Angianthus brachypappus, commonly known as spreading angianthus or spreading cup-flower, is a species of flowering plant in the family Asteraceae, and is endemic to south-eastern continental Australia. It is an erect or low-lying annual herb with woolly, narrowly lance-shaped, narrowly elliptic to more or less linear leaves, oval or elliptic compound heads of yellow flowers, and oval achenes with a bristly pappus.

==Description==
Angianthus brachypappus is an erect or low-lying, hairy, annual herb that typically grows to a height of 5–13.5 cm, usually forming branches at the base and/or near the top of plants. The leaves are hairy, lance-shaped with the narrower end towards the base, sometimes narrowly elliptic to more or less linear, 10–30 mm long and 1–5 mm wide. The flowers are borne in oval or elliptic compound heads of 100–300 pseudanthia, the heads 10–25 mm long and 5–8 mm wide. Flowering occurs from September to December, and the achenes are oval, 0.5–0.8 mm long and about 0.8–1.3 mm wide, the pappus often with 1 or 2 bristles.

==Taxonomy==
Angianthus brachypappus was first formally described in 1855 by Ferdinand von Mueller in his Definitions of rare or hitherto undescribed Australian plants from specimens collected "on barren plains near "Swanhill"".
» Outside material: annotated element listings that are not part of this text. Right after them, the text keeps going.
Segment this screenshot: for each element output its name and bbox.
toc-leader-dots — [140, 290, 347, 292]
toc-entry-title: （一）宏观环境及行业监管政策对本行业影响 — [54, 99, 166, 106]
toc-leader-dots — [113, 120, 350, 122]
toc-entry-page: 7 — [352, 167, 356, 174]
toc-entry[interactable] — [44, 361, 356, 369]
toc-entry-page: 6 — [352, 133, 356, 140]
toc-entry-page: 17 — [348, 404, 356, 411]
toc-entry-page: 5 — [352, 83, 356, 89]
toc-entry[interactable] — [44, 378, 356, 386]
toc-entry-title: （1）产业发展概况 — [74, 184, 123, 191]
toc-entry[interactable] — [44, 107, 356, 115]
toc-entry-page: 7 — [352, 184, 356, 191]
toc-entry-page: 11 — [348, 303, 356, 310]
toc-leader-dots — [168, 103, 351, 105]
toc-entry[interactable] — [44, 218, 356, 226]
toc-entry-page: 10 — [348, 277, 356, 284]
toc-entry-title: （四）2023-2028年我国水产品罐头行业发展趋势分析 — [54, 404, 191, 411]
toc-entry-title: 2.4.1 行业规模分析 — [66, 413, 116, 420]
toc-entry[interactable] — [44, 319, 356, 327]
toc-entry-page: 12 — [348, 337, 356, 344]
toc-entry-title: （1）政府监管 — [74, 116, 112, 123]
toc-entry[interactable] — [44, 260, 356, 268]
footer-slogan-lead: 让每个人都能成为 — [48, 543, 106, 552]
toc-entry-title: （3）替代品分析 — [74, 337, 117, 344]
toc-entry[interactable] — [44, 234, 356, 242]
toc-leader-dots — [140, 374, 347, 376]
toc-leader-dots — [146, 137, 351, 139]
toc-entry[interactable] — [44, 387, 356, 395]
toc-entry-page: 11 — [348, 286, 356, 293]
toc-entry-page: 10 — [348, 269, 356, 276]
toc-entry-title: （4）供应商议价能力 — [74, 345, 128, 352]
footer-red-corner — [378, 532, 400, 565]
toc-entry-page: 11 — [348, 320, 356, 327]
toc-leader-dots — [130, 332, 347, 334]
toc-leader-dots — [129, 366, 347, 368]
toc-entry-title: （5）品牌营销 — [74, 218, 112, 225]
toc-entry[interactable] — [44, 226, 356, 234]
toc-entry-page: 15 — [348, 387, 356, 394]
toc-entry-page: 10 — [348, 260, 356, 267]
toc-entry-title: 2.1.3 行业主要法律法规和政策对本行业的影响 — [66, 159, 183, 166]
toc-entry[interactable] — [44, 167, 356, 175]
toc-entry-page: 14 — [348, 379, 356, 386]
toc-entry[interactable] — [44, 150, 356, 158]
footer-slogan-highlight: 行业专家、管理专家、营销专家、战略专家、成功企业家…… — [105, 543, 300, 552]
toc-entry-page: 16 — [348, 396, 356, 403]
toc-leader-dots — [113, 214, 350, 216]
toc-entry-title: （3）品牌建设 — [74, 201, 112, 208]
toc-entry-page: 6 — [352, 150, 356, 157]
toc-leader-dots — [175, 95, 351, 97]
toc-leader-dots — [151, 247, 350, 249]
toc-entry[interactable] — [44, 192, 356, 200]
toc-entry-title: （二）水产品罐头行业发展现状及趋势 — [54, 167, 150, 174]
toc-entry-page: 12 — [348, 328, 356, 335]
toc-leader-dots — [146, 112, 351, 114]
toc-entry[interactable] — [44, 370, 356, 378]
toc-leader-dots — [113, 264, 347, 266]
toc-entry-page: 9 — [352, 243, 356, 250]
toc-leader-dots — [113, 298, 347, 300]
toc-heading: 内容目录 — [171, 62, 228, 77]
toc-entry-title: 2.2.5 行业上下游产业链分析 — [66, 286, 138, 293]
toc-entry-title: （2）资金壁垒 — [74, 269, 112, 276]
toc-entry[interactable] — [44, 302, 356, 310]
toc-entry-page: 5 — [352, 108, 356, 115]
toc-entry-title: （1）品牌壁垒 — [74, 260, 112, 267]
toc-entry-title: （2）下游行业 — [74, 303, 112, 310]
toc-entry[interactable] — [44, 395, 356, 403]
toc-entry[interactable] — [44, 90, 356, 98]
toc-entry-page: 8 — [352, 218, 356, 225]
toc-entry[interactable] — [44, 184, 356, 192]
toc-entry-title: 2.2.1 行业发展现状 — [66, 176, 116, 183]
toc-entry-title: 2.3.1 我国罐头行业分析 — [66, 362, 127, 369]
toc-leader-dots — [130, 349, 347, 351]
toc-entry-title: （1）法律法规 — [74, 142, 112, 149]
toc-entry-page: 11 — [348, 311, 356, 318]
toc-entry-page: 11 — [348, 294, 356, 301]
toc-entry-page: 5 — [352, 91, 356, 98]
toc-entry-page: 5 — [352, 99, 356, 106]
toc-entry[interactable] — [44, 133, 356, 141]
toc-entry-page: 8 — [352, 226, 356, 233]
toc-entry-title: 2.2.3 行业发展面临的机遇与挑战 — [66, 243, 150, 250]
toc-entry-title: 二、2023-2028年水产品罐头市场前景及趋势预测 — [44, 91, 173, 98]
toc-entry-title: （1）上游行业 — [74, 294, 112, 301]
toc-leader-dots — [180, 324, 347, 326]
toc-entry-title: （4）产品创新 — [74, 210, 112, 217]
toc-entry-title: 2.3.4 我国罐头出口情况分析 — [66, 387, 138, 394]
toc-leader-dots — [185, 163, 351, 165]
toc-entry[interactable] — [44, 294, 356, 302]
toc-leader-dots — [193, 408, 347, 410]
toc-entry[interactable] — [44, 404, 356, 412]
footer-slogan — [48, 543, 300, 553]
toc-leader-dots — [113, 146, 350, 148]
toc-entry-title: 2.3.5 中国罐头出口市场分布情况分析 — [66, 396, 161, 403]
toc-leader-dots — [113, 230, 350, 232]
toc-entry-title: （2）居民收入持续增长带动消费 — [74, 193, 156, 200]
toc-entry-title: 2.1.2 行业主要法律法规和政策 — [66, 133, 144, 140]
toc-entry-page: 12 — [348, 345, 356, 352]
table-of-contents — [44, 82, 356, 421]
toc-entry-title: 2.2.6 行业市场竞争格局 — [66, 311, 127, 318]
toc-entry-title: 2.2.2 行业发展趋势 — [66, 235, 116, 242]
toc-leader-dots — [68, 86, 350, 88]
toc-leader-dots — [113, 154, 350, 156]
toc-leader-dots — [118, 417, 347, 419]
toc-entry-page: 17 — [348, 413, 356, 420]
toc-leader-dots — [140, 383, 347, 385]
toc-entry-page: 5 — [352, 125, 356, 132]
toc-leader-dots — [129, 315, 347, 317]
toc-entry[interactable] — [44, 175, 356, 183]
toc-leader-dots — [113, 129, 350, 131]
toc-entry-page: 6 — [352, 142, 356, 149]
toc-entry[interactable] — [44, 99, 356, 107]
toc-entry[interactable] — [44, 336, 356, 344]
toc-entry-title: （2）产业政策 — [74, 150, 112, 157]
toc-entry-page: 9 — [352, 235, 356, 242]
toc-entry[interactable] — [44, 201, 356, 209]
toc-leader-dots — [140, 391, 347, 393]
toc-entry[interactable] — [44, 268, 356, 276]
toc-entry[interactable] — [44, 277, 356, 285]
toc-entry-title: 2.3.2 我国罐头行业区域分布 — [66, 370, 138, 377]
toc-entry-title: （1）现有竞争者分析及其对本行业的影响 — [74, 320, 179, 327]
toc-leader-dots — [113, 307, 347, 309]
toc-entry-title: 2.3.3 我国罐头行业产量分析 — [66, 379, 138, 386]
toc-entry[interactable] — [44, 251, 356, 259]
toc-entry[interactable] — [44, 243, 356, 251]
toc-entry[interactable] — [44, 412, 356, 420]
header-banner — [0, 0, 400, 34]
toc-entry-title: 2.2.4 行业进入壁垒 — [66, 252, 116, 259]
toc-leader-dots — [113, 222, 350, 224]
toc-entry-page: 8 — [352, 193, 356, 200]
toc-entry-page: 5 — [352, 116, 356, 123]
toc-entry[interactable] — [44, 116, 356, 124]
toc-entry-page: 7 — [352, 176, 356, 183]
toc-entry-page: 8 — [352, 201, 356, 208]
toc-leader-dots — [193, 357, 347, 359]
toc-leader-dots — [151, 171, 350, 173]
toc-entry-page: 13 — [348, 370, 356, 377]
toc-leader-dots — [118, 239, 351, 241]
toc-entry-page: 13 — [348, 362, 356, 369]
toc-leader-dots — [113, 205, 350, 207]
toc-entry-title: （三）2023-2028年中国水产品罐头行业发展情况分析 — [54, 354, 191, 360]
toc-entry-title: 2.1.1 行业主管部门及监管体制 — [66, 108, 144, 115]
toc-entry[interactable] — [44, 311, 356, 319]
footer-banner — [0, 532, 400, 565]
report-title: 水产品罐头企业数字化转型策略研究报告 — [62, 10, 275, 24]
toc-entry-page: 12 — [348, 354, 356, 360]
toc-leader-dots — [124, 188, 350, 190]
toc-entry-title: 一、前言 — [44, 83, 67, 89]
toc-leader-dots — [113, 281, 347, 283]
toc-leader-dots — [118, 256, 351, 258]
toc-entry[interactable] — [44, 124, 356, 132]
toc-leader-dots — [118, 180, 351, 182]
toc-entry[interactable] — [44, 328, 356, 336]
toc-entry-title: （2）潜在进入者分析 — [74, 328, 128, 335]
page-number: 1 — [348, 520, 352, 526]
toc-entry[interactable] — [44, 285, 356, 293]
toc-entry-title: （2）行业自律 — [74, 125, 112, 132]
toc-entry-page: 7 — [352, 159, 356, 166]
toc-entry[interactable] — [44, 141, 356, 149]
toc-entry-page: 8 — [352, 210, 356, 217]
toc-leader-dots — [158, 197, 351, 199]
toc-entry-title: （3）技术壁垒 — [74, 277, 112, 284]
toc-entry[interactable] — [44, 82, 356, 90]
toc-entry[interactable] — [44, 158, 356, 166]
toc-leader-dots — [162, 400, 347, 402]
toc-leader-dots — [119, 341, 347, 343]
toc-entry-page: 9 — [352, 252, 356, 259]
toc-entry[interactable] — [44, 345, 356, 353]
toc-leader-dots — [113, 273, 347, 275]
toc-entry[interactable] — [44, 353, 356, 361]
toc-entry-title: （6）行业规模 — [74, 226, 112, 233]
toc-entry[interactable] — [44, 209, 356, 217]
==Distribution and habitat==
This species of Angianthus grows in sandy soils in open areas, sometimes near saline depressions, in north-eastern South Australia, western New South Wales and north-western Victoria.

==Conservation status==
Angianthus brachypappus is listed as "endangered" under the Victorian Government Flora and Fauna Guarantee Act 1988.